For more coverage of the debt commission report, read Jonathan Chait and Jonathan Cohn.
Senator Alan Simpson, the chairman of the bipartisan deficit commission, spent much of his life scolding people for being dependent on Social Security and Medicare and complaining that they didn’t save enough. Now, based on the draft proposal released yesterday, it appears that he and his co-chairman Erskine Bowles never departed from this attitude in steering their thinking.
Given the state of the economy, the co-chairs’ report reads like a document from Mars. Just to remind those of us who earn their living on planet earth (outside of Wall Street), the country is suffering from 9.6 percent unemployment. More than 25 million people are unemployed, underemployed, or have given up looking for work altogether. Tens of millions of people are underwater in their mortgage and millions face the prospect of losing their home to foreclosure.
We did not get here because of government deficits, contrary to what Mr. Bowles seemed to suggest at the co-chairs’ press conference today. We got here because of the bursting of an $8 trillion housing bubble. This bubble was fueled by the reckless and possibly unlawful practices of the Wall Street banks, like Morgan Stanley, the bank on whose board Mr. Bowles sits.
This is important background—because the economy’s current problem has nothing, zero, nada to do with deficits. Its problem is a lack of demand. If there were more demand, more people would be employed. The government is the only force capable of creating demand right now, since the housing bubble wealth that had been fueling the economy has largely disappeared. This means that if our commission co-chairs had ever bothered to look at the current deficit in the context of the economic crisis, they would be complaining that the deficit is too small rather than too large.
Their ignorance of basic economics also leads them to hype unfounded fears about the longer-term picture. If they understood the fact that the current deficit is a support for the economy, rather than a drain on the economy, they would not be concerned about the buildup of debt taking place at the moment. There is no reason that the Fed can’t just buy this debt (as it is largely doing) and hold it indefinitely. (The Fed has other tools to ensure that this expansion of the monetary base does not lead to inflation.)
That way, the debt creates no interest burden for the country, since the Fed refunds the interest to the Treasury every year. Last year the Fed refunded almost $80 billion in interest to the Treasury, nearly 40 percent of the country’s net interest burden. This means that the fears raised by Simpson and Bowles of an exploding debt reaching 90 percent of GDP by the end of the decade have no foundation in reality.
The other fear that Simpson and Bowles raised, the Chinese holdings of debt, should be condemned as xenophobic fear-mongering. Insofar as China’s holding of U.S. assets is a problem, it is holdings of assets period, not just government bonds. If China holds $2 trillion of private stock, bonds, and other assets it has the same impact on the United States as if it held $2 trillion in government bonds. It represents money in interest, dividends, and profits that is flowing out of the United States and to China, meaning that we will be less wealthy since much of our future output will be income to foreigners, not to people in the United States.
But the transfer of wealth to China depends entirely on our trade deficit, which is determined by the value of the dollar, not the budget deficit. Simpson and Bowles decided not to let this basic economic fact get in their way.
Over the longer term, the country is projected to face a deficit problem, but this is almost entirely attributable to the projection that private sector health care costs will continue to grow at an explosive rate. More than half of our health care is paid for by the government, so this projected growth rate of health care costs would eventually lead to serious budget problems in addition to leading to enormous problems for the private sector. However, the underlying problem is the broken health care system, not public sector health care programs. This subtlety also seems to have escaped Simpson and Bowles.
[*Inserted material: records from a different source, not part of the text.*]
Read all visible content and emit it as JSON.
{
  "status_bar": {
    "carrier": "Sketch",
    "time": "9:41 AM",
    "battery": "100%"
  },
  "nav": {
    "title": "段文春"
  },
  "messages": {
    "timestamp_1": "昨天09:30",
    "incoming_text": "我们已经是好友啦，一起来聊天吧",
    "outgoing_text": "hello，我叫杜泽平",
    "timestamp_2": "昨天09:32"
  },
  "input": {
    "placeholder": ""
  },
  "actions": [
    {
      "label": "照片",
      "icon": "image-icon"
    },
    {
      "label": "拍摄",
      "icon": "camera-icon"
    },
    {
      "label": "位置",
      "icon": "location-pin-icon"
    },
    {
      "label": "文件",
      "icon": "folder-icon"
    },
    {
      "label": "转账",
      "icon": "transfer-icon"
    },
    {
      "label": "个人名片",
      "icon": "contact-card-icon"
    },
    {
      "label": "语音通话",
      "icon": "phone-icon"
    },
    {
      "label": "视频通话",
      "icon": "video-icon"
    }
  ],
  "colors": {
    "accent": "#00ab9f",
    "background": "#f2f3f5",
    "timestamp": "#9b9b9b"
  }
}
Finally, it is striking that they felt the need to address Social Security's solvency even though it was not part of their mandate. The commission’s mandate was to deal with the country’s fiscal problems. Since Social Security is legally prohibited from ever spending more than it has collected in taxes, it cannot under the law contribute to the deficit.
But Simpson and Bowles are scolds. So they produced a plan that will substantially reduce Social Security benefits for most middle class workers, even though this program fell outside of their mandate. They must have been expecting extra credit.
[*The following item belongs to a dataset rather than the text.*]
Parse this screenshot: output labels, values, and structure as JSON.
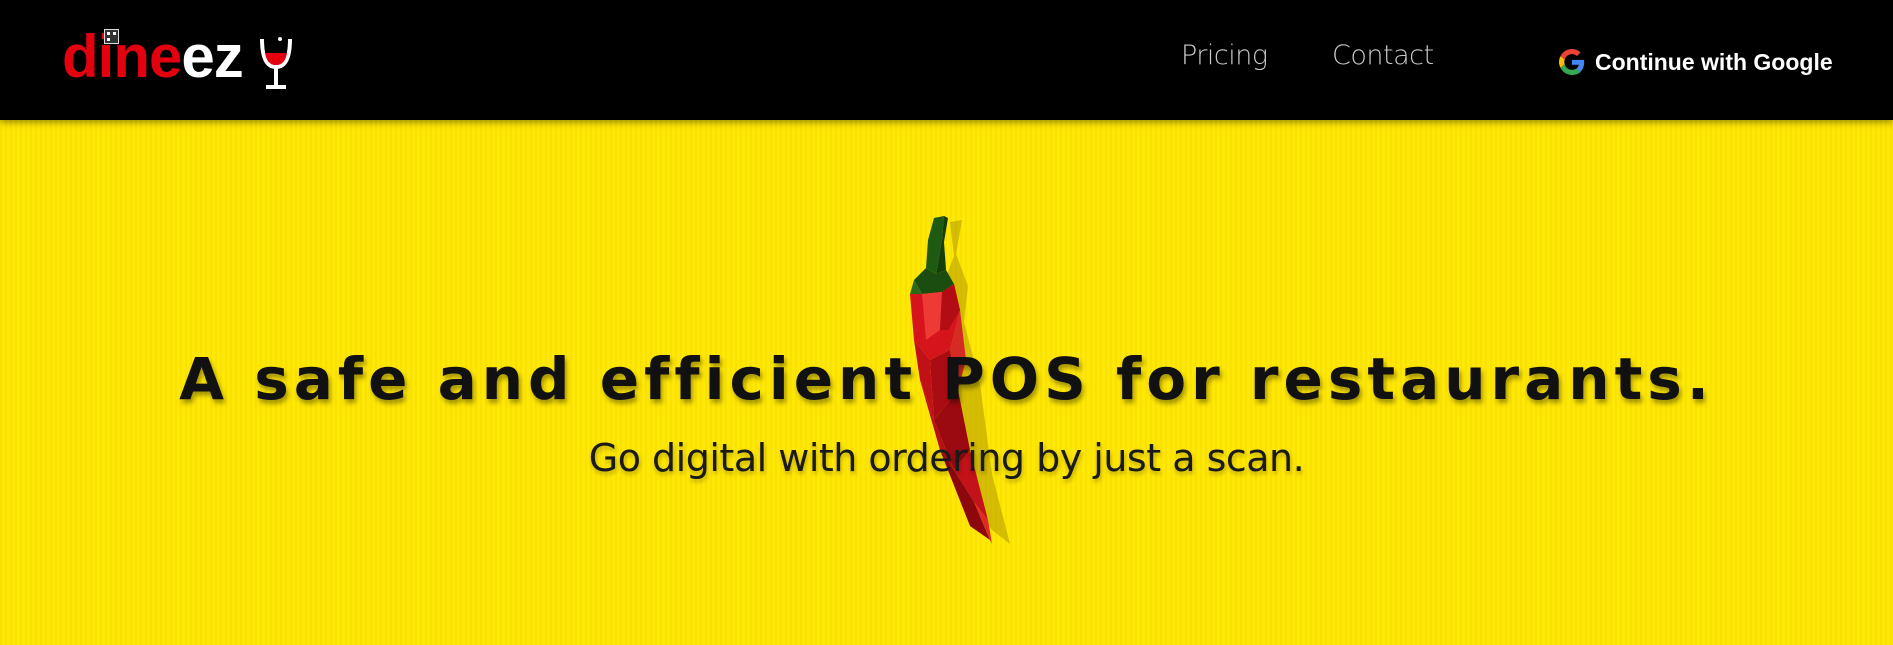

There are certainly some positive items in the report. For example, they want to limit the mortgage interest-rate deduction for expensive houses. They also want to get rid of the deduction for cafeteria benefit plans; one of the stupidest tax breaks ever designed. But, these items will likely go nowhere, which would be a good place to leave the rest of the report.
Dean Baker is the co-director of the Center for Economic and Policy Research. His most recent book is False Profits: Recovering from the Bubble Economy (Polipoint Press, 2010.)